An Android app is composed of more than just code—it requires resources that are separate from the source code, such as images, audio files, and anything relating to the visual presentation of the app. For example, you can define animations, menus, styles, colors, and the layout of activity user interfaces with XML files. Using app resources makes it easy to update various characteristics of your app without modifying code. Providing sets of alternative resources enables you to optimize your app for a variety of device configurations, such as different languages and screen sizes.
For every resource that you include in your Android project, the SDK build tools define a unique integer ID, which you can use to reference the resource from your app code or from other resources defined in XML. For example, if your app contains an image file named logo.png (saved in the res/drawable/ directory), the SDK tools generate a resource ID named R.drawable.logo. This ID maps to an app-specific integer, which you can use to reference the image and insert it in your user interface.
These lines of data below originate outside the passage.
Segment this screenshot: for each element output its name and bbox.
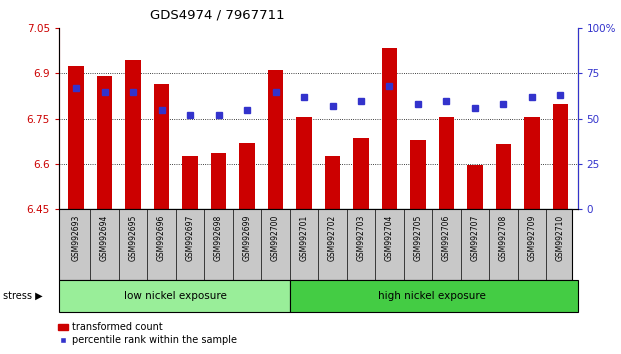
Text: GSM992701: GSM992701 [299, 215, 309, 261]
Text: stress ▶: stress ▶ [3, 291, 43, 301]
Text: GSM992700: GSM992700 [271, 215, 280, 261]
FancyBboxPatch shape [290, 280, 578, 312]
Bar [382, 48, 397, 209]
Text: low nickel exposure: low nickel exposure [124, 291, 227, 301]
Bar [553, 104, 568, 209]
Text: GSM992705: GSM992705 [414, 215, 422, 261]
Text: GSM992696: GSM992696 [157, 215, 166, 261]
Bar [496, 144, 511, 209]
FancyBboxPatch shape [59, 209, 572, 280]
Text: high nickel exposure: high nickel exposure [378, 291, 486, 301]
Bar [154, 84, 170, 209]
Bar [524, 117, 540, 209]
Text: GSM992703: GSM992703 [356, 215, 366, 261]
Text: GSM992702: GSM992702 [328, 215, 337, 261]
Legend: transformed count, percentile rank within the sample: transformed count, percentile rank withi… [55, 319, 241, 349]
Text: GSM992706: GSM992706 [442, 215, 451, 261]
Bar [182, 156, 198, 209]
Text: GSM992693: GSM992693 [71, 215, 81, 261]
Bar [467, 165, 483, 209]
Text: GSM992695: GSM992695 [129, 215, 138, 261]
Text: GSM992707: GSM992707 [471, 215, 479, 261]
Text: GSM992709: GSM992709 [527, 215, 537, 261]
Bar [410, 140, 426, 209]
Bar [211, 153, 227, 209]
Bar [296, 117, 312, 209]
Text: GSM992694: GSM992694 [100, 215, 109, 261]
Bar [268, 70, 283, 209]
Bar [353, 138, 369, 209]
Text: GSM992698: GSM992698 [214, 215, 223, 261]
Text: GDS4974 / 7967711: GDS4974 / 7967711 [150, 9, 284, 22]
Text: GSM992697: GSM992697 [186, 215, 194, 261]
Text: GSM992699: GSM992699 [243, 215, 252, 261]
Bar [68, 66, 84, 209]
FancyBboxPatch shape [59, 280, 290, 312]
Bar [438, 117, 455, 209]
Bar [125, 60, 141, 209]
Bar [239, 143, 255, 209]
Text: GSM992704: GSM992704 [385, 215, 394, 261]
Text: GSM992708: GSM992708 [499, 215, 508, 261]
Bar [325, 156, 340, 209]
Bar [97, 76, 112, 209]
Text: GSM992710: GSM992710 [556, 215, 565, 261]
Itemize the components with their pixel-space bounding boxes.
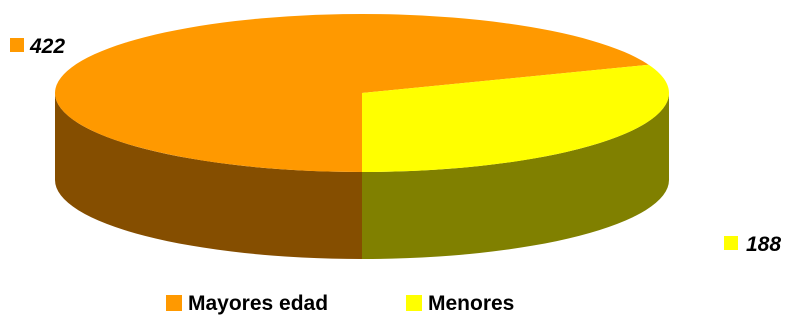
slice-side-menores (362, 93, 669, 259)
legend-swatch-mayores-edad (166, 295, 182, 311)
data-label-swatch-mayores-edad (10, 38, 24, 52)
data-label-value-mayores-edad: 422 (29, 35, 65, 58)
data-label-swatch-menores (724, 236, 738, 250)
legend-label-mayores-edad: Mayores edad (188, 292, 328, 315)
data-labels: 422 188 (10, 35, 781, 256)
slice-top-menores (362, 64, 669, 173)
legend-swatch-menores (406, 295, 422, 311)
legend-item-mayores-edad: Mayores edad (166, 292, 328, 315)
legend-item-menores: Menores (406, 292, 514, 315)
legend-label-menores: Menores (428, 292, 514, 315)
slice-side-mayores-edad (55, 93, 362, 259)
legend: Mayores edad Menores (166, 292, 514, 315)
data-label-menores: 188 (724, 233, 781, 256)
slice-top-mayores-edad (54, 14, 649, 172)
data-label-mayores-edad: 422 (10, 35, 65, 58)
pie-slices (54, 14, 669, 259)
data-label-value-menores: 188 (746, 233, 781, 256)
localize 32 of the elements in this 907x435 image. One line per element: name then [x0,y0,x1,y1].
One of the most important aspects of providing resources separate from your source code is the ability to provide alternative resources for different device configurations. For example, by defining UI strings in XML, you can translate the strings into other languages and save those strings in separate files. Then Android applies the appropriate language strings to your UI based on a language qualifier that you append to the resource directory's name (such as res/values-fr/ for French string values) and the user's language setting.
Android supports many different qualifiers for your alternative resources. The qualifier is a short string that you include in the name of your resource directories in order to define the device configuration for which those resources should be used. For example, you should create different layouts for your activities, depending on the device's screen orientation and size. When the device screen is in portrait orientation (tall), you might want a layout with buttons to be vertical, but when the screen is in landscape orientation (wide), the buttons could be aligned horizontally. To change the layout depending on the orientation, you can define two different layouts and apply the appropriate qualifier to each layout's directory name. Then, the system automatically applies the appropriate layout depending on the current device orientation.